Muitas empresas de design e gráficas podem teoricamente fazer o que a Earl Hays faz. Mas eles provavelmente não conseguiriam o realismo da produção com tanta rapidez. A Earl Hays já tem praticamente tudo à mão.
Movendo-se para a cozinha, Hernandez me mostra uma parede coberta com selos e placas da Presidência dos EUA, do FBI, do Departamento de Segurança Interna, da Polícia e de outras agências.
Embora seja uma mina de outro de histórias da indústria do entretenimento, Hernandez não costuma dar entrevistas. Isso porque alguns de seus produtos podem ser mal utilizados se caírem nas mãos erradas.
Notas fugidas
Um diretor uma vez encomendeu notas de dólares para uma cena de pôquer no filme A Mesa do Diabo (1965), com o ator Steve McQueen.

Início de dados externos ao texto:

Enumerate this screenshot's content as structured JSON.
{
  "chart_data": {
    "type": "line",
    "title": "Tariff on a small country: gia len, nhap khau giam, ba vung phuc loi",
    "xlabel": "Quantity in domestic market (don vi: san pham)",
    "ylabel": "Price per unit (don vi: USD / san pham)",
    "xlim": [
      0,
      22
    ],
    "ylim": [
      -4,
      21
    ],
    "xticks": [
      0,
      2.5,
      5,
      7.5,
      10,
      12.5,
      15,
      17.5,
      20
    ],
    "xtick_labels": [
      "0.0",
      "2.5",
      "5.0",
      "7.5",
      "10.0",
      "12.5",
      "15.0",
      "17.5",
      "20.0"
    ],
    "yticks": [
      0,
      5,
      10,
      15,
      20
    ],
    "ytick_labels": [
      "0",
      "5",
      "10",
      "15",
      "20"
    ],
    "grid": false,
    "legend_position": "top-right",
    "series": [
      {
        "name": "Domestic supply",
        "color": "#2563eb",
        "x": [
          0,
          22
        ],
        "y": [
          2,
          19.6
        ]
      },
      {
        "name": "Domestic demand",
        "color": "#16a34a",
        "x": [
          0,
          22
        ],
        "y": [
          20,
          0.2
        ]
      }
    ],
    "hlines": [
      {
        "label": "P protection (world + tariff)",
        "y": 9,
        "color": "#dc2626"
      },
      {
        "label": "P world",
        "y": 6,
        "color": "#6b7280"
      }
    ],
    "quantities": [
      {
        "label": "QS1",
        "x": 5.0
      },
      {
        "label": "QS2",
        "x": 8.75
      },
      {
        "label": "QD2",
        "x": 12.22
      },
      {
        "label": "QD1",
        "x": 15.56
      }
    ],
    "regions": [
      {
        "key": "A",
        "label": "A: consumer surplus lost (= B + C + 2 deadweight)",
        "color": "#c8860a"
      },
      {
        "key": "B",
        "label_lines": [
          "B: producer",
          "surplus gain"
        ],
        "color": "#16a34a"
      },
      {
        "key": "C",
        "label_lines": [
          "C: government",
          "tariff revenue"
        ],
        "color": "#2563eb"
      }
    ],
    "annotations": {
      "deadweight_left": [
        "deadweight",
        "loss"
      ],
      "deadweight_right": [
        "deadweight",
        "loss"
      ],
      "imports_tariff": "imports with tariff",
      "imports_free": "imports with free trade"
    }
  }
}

"As chapas das notas tiveram autorização do Serviço Secreto", conta Hernandez.
Depois do filme, as notas começaram a aparecer em diferentes locais do mundo, embora o número de série fosse um só e as chapas tivessem sido assinadas pelo artista da casa, não pelo Tesouro americano.
O Serviço Secreto insistiu que o dinheiro e as chapas fossem queimados no quintal do prédio, enquanto supervisionava o processo.
"Eles levaram até as cinzas", contou o neto de Hernandez, Keith.
A Earl Hays ainda tem várias impressoras antigas, que raramente são usadas. Mas vira e mexe surgem encomendas que exigem técnicas ou equipamentos antigos, como fontes de um período específico, xilogravuras, chapas, corantes e prensas pesadas.
Por isso, Hernandez quer manter as coisas como estão, mesmo percebendo que os avanços tecnológicos vão acabar chegando à Earl Hays.
"Consigo imaginar que um dia fechemos as portas", ele diz. "Mas sentirão nossa falta quando formos embora".